In the short to mid term, it could serve poultry growers, builders, and integrators well to consider possible alternatives to dimensional lumber, when possible. Such opportunities to consider include the following:
- Replacing all the 2 x 4 purlins with metal hat channel purlins
- Replacing treated lumber with composite wood
- Using alternative sheathing material other than OSB or plywood on the inside wall
- Generally, using alternatives to traditional lumber components wherever possible
Switching to alternative building material components will often include changing fasteners and possibly the underlying support structure, so builders must consider all the possible needed changes. Also, it is extremely important to note that any change in material components should be vetted with the poultry house design engineer before a change is implemented and that the designing engineer’s directions be followed explicitly. With that in mind, available alternatives could prove less expensive than traditional choices in the short term and could allow stalled building to go forward without losing overall farm profitability.

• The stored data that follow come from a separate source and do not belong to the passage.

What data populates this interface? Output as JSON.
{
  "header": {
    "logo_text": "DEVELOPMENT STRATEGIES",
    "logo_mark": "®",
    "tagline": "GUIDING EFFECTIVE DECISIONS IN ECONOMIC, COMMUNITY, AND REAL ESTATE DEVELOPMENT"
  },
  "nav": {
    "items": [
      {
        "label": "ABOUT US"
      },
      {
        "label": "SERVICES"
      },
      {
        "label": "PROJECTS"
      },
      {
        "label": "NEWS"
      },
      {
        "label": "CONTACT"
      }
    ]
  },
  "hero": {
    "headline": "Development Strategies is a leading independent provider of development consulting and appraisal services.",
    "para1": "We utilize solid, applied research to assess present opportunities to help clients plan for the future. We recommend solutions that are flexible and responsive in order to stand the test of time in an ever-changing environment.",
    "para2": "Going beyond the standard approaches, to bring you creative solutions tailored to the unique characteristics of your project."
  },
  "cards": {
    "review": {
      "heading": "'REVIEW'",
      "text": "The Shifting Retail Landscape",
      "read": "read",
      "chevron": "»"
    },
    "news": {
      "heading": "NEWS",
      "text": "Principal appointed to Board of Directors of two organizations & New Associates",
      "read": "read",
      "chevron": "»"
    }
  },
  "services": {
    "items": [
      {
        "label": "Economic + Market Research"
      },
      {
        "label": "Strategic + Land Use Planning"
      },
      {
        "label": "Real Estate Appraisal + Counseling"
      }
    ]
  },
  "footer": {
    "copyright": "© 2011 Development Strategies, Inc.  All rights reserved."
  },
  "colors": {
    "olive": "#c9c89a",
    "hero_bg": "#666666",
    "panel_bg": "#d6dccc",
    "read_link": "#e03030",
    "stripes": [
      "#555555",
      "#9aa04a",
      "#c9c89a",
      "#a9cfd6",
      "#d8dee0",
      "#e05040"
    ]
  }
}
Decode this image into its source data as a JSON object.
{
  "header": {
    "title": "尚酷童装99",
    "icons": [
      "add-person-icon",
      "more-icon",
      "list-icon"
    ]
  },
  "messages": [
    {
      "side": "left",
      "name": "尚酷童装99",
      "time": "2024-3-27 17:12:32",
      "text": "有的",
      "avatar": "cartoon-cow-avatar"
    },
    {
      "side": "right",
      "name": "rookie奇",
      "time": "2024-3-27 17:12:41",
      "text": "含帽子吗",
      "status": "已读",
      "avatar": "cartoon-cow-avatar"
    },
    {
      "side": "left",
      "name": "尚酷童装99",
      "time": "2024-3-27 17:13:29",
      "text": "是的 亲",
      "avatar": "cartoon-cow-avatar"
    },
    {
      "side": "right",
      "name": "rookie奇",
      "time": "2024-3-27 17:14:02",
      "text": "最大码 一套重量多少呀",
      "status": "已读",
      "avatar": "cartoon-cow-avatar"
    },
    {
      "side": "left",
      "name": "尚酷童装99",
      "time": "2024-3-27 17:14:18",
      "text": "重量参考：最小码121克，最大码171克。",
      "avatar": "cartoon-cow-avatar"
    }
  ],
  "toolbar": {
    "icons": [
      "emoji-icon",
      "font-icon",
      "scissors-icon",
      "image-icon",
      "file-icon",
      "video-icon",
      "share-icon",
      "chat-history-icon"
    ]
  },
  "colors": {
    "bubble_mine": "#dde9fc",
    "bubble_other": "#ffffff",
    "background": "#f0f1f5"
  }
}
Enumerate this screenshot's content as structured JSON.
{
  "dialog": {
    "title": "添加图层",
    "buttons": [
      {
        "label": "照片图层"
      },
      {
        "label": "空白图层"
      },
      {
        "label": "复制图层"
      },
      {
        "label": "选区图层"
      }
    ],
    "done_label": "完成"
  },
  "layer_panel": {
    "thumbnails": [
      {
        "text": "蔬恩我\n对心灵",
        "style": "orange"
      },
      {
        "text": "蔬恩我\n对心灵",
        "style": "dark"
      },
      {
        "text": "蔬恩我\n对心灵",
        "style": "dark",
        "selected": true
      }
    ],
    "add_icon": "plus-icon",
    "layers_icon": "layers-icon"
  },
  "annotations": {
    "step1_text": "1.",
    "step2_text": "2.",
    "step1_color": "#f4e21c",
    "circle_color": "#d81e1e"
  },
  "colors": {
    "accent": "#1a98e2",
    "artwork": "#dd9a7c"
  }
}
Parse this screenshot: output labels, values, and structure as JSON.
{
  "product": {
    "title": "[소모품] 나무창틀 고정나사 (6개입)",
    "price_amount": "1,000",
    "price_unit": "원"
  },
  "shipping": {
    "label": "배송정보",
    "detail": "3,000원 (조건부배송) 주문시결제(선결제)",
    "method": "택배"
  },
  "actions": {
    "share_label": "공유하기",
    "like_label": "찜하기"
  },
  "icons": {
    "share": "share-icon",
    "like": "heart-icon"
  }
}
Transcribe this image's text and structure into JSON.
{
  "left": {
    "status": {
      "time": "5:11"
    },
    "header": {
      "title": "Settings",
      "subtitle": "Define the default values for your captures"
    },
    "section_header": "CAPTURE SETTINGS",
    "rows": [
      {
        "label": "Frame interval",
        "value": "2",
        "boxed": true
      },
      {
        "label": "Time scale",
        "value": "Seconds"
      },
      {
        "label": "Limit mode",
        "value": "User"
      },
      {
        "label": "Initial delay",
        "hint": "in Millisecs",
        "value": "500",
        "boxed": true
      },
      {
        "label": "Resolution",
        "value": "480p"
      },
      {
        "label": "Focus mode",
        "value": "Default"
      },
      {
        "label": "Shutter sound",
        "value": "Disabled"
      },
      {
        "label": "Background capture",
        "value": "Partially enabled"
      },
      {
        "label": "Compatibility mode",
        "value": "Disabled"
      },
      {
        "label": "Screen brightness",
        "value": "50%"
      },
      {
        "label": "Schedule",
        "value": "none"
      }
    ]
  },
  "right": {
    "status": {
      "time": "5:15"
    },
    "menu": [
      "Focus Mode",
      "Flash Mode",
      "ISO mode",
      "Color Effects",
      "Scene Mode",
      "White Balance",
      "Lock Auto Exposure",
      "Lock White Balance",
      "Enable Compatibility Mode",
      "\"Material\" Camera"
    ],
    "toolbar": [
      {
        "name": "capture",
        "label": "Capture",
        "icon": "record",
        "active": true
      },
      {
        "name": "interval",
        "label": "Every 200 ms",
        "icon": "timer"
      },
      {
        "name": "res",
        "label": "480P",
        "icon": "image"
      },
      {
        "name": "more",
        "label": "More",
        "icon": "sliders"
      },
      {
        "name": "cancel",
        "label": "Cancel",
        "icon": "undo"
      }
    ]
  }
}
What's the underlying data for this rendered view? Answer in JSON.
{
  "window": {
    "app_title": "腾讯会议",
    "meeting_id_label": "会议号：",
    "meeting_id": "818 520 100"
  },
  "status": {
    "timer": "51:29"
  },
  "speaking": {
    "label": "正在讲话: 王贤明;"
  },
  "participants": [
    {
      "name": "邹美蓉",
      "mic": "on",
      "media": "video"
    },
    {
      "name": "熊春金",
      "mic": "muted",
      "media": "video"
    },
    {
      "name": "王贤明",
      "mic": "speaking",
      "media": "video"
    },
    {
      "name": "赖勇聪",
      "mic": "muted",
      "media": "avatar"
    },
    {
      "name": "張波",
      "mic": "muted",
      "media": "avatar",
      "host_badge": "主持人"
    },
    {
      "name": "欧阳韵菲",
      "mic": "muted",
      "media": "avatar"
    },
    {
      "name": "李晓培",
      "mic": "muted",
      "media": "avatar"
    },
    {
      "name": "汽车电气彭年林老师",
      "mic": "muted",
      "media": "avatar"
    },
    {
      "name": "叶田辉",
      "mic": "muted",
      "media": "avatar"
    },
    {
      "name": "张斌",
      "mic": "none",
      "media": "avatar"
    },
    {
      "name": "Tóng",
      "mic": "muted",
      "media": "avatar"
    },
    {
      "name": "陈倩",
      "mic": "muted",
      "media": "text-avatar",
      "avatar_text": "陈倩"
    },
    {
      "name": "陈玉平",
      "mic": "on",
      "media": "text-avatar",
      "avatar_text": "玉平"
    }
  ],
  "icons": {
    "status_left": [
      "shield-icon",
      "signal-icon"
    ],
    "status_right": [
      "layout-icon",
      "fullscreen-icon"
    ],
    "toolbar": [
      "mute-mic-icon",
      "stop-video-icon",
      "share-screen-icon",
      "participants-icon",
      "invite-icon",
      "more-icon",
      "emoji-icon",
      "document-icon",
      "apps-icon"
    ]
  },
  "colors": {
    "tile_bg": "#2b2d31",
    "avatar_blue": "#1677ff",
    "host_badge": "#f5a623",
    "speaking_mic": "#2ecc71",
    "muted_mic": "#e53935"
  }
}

However, the latest reports have shown that some of the alternatives, steel, for example, have already begun to increase in price because of the overall building market demand. All integrators, builders, and growers must look at their situation to decide whether alternatives are economically feasible or if they should delay their projects in hopes of a lumber supply rebound that will surely come.
The tight margins of the modern poultry farm demand continued innovation. In the longer term, designs using full steel structures; polyurea over spray foam for sidewalls; plastic/poly sheathing and even cross- laminated timber (CLT), a form of mass timber product, should be explored for future poultry house construction in the United States. The economic benefits could include increased building speeds, better structural consistency across the farm, and increased structural longevity with decreased maintenance as well as some insulation from the volatile lumber market. All could potentially add to long-term profitability and help secure the future of the affordable chicken sandwich.